In David Hare's "Racing Demon," Hutton played an Anglican minister who's less interested in praying than in helping people get their food stamps, which gets him bounced by the local bishop.
"I honestly think that marked my acceptance in the company," said Hutton, who had already been here for six years. "I think that's when people finally were like, 'OK, he belongs here.' "
In "Plainsong," Eric Schmiedl's adaptation of Kent Haruf's best-seller, Hutton played stoic single father Tom Guthrie, a role that largely required him to directly address the audience.
"Tom was not an expressive guy, so that was a real acting lesson in understanding how little acting is sometimes required," he said. "There was this sense of, 'I've got the boots on, and the black hat and Haruf's words — and that's all I need.' "
Then there was his poisonous Iago. What made Hutton's performance so unnerving was its casualness. As if Iago were a blank, bored slate who played with people's lives just because he could.
"I think Iago is just fascinated by human behavior, and I think he gets this deep joy and pleasure in knowing that he can get people to do exactly what he wants them to do," Hutton said. "Iago is very much a sociopath with psychopathic tendencies. Shakespeare didn't know anything about those terms — but he certainly wrote him that way."
John Hutton in "Absurd Person Singular."
Hutton's friends weigh in
Among his colleagues' favorite Hutton performances (Note: This story was written in 2010):
Kent Thompson: The Duke in "Measure for Measure," 2006: "Because John embraced, without question, the good and the not-so-good qualities of the character. In John's hands, the Duke became a brave, funny, naïve, giddy, inept and nervous-making politician and aristocrat — perfectly suited to the moral and dramatic ambiguities of the play."

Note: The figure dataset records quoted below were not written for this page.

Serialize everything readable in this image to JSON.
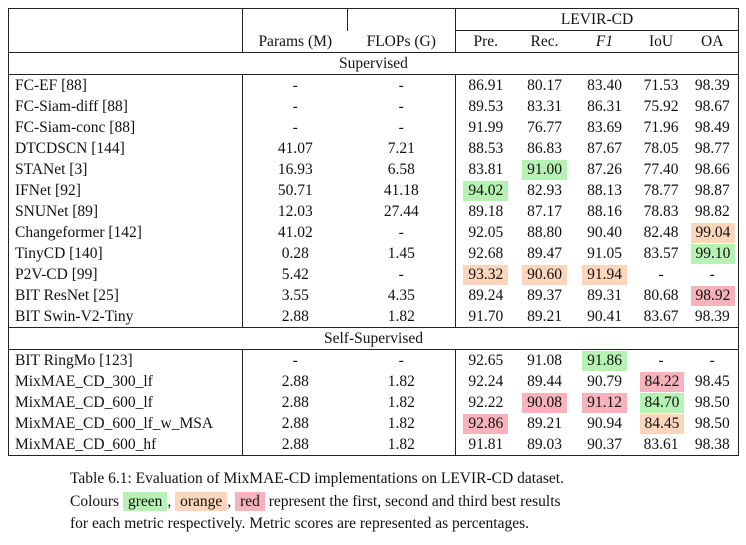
{
  "table": {
    "dataset": "LEVIR-CD",
    "columns": {
      "params": "Params (M)",
      "flops": "FLOPs (G)",
      "pre": "Pre.",
      "rec": "Rec.",
      "f1": "F1",
      "iou": "IoU",
      "oa": "OA"
    },
    "sections": [
      {
        "title": "Supervised",
        "rows": [
          {
            "model": "FC-EF [88]",
            "params": "-",
            "flops": "-",
            "pre": "86.91",
            "rec": "80.17",
            "f1": "83.40",
            "iou": "71.53",
            "oa": "98.39"
          },
          {
            "model": "FC-Siam-diff [88]",
            "params": "-",
            "flops": "-",
            "pre": "89.53",
            "rec": "83.31",
            "f1": "86.31",
            "iou": "75.92",
            "oa": "98.67"
          },
          {
            "model": "FC-Siam-conc [88]",
            "params": "-",
            "flops": "-",
            "pre": "91.99",
            "rec": "76.77",
            "f1": "83.69",
            "iou": "71.96",
            "oa": "98.49"
          },
          {
            "model": "DTCDSCN [144]",
            "params": "41.07",
            "flops": "7.21",
            "pre": "88.53",
            "rec": "86.83",
            "f1": "87.67",
            "iou": "78.05",
            "oa": "98.77"
          },
          {
            "model": "STANet [3]",
            "params": "16.93",
            "flops": "6.58",
            "pre": "83.81",
            "rec": "91.00",
            "f1": "87.26",
            "iou": "77.40",
            "oa": "98.66"
          },
          {
            "model": "IFNet [92]",
            "params": "50.71",
            "flops": "41.18",
            "pre": "94.02",
            "rec": "82.93",
            "f1": "88.13",
            "iou": "78.77",
            "oa": "98.87"
          },
          {
            "model": "SNUNet [89]",
            "params": "12.03",
            "flops": "27.44",
            "pre": "89.18",
            "rec": "87.17",
            "f1": "88.16",
            "iou": "78.83",
            "oa": "98.82"
          },
          {
            "model": "Changeformer [142]",
            "params": "41.02",
            "flops": "-",
            "pre": "92.05",
            "rec": "88.80",
            "f1": "90.40",
            "iou": "82.48",
            "oa": "99.04"
          },
          {
            "model": "TinyCD [140]",
            "params": "0.28",
            "flops": "1.45",
            "pre": "92.68",
            "rec": "89.47",
            "f1": "91.05",
            "iou": "83.57",
            "oa": "99.10"
          },
          {
            "model": "P2V-CD [99]",
            "params": "5.42",
            "flops": "-",
            "pre": "93.32",
            "rec": "90.60",
            "f1": "91.94",
            "iou": "-",
            "oa": "-"
          },
          {
            "model": "BIT ResNet [25]",
            "params": "3.55",
            "flops": "4.35",
            "pre": "89.24",
            "rec": "89.37",
            "f1": "89.31",
            "iou": "80.68",
            "oa": "98.92"
          },
          {
            "model": "BIT Swin-V2-Tiny",
            "params": "2.88",
            "flops": "1.82",
            "pre": "91.70",
            "rec": "89.21",
            "f1": "90.41",
            "iou": "83.67",
            "oa": "98.39"
          }
        ]
      },
      {
        "title": "Self-Supervised",
        "rows": [
          {
            "model": "BIT RingMo [123]",
            "params": "-",
            "flops": "-",
            "pre": "92.65",
            "rec": "91.08",
            "f1": "91.86",
            "iou": "-",
            "oa": "-"
          },
          {
            "model": "MixMAE_CD_300_lf",
            "params": "2.88",
            "flops": "1.82",
            "pre": "92.24",
            "rec": "89.44",
            "f1": "90.79",
            "iou": "84.22",
            "oa": "98.45"
          },
          {
            "model": "MixMAE_CD_600_lf",
            "params": "2.88",
            "flops": "1.82",
            "pre": "92.22",
            "rec": "90.08",
            "f1": "91.12",
            "iou": "84.70",
            "oa": "98.50"
          },
          {
            "model": "MixMAE_CD_600_lf_w_MSA",
            "params": "2.88",
            "flops": "1.82",
            "pre": "92.86",
            "rec": "89.21",
            "f1": "90.94",
            "iou": "84.45",
            "oa": "98.50"
          },
          {
            "model": "MixMAE_CD_600_hf",
            "params": "2.88",
            "flops": "1.82",
            "pre": "91.81",
            "rec": "89.03",
            "f1": "90.37",
            "iou": "83.61",
            "oa": "98.38"
          }
        ]
      }
    ],
    "highlights": [
      {
        "model": "STANet [3]",
        "col": "rec",
        "rank": "green"
      },
      {
        "model": "IFNet [92]",
        "col": "pre",
        "rank": "green"
      },
      {
        "model": "Changeformer [142]",
        "col": "oa",
        "rank": "orange"
      },
      {
        "model": "TinyCD [140]",
        "col": "oa",
        "rank": "green"
      },
      {
        "model": "P2V-CD [99]",
        "col": "pre",
        "rank": "orange"
      },
      {
        "model": "P2V-CD [99]",
        "col": "rec",
        "rank": "orange"
      },
      {
        "model": "P2V-CD [99]",
        "col": "f1",
        "rank": "orange"
      },
      {
        "model": "BIT ResNet [25]",
        "col": "oa",
        "rank": "red"
      },
      {
        "model": "BIT RingMo [123]",
        "col": "f1",
        "rank": "green"
      },
      {
        "model": "MixMAE_CD_300_lf",
        "col": "iou",
        "rank": "red"
      },
      {
        "model": "MixMAE_CD_600_lf",
        "col": "rec",
        "rank": "red"
      },
      {
        "model": "MixMAE_CD_600_lf",
        "col": "f1",
        "rank": "red"
      },
      {
        "model": "MixMAE_CD_600_lf",
        "col": "iou",
        "rank": "green"
      },
      {
        "model": "MixMAE_CD_600_lf_w_MSA",
        "col": "pre",
        "rank": "red"
      },
      {
        "model": "MixMAE_CD_600_lf_w_MSA",
        "col": "iou",
        "rank": "orange"
      }
    ]
  },
  "colors": {
    "green": "#b5f2b3",
    "orange": "#fbd6bc",
    "red": "#f6b3bc"
  },
  "caption": {
    "label": "Table 6.1:",
    "line1": "Evaluation of MixMAE-CD implementations on LEVIR-CD dataset.",
    "colours_word": "Colours",
    "green_word": "green",
    "orange_word": "orange",
    "red_word": "red",
    "rest_line2": "represent the first, second and third best results",
    "line3": "for each metric respectively. Metric scores are represented as percentages."
  }
}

Director Nagle Jackson: Long John Silver in "Treasure Island," 1998: "I will never forget his physical endurance. In order to accommodate a peg leg, he had to tie up one leg at the knee, attach the peg and hobble about up and down ships' ladders. He also adopted a parrot for a few months before we began rehearsals in order to 'bond' with the bird so that it would ride on his shoulder — and it did. This was all way above and beyond the call of duty. . . . And he didn't say 'Aaarh aaarh' even once."
Chip Walton, Curious Theatre Artistic Director: Samuel Gentle, Curious Theatre's "An Almost Holy Picture," 2002: "First, it was a transcendent performance of such a delicate character — a one-man tour-de-force that only an actor of John's talent could pull off. But it was also an incredible risk at that time for him to 'cross the street' from the Denver Center and work for a small, grassroots company like ours."
Actor Rachel Fowler: Captain Keller, "The Miracle Worker," 2008: "That was my favorite performance, for sentimental reasons. It was a joy to work with him, to be so silly and so quietly emotional and full of love. I still think it was some of his most subtle work. John is present and available to anyone on stage with him - that is what makes him a terrific actor, both to watch and work with. He listens, and responds, and is very open."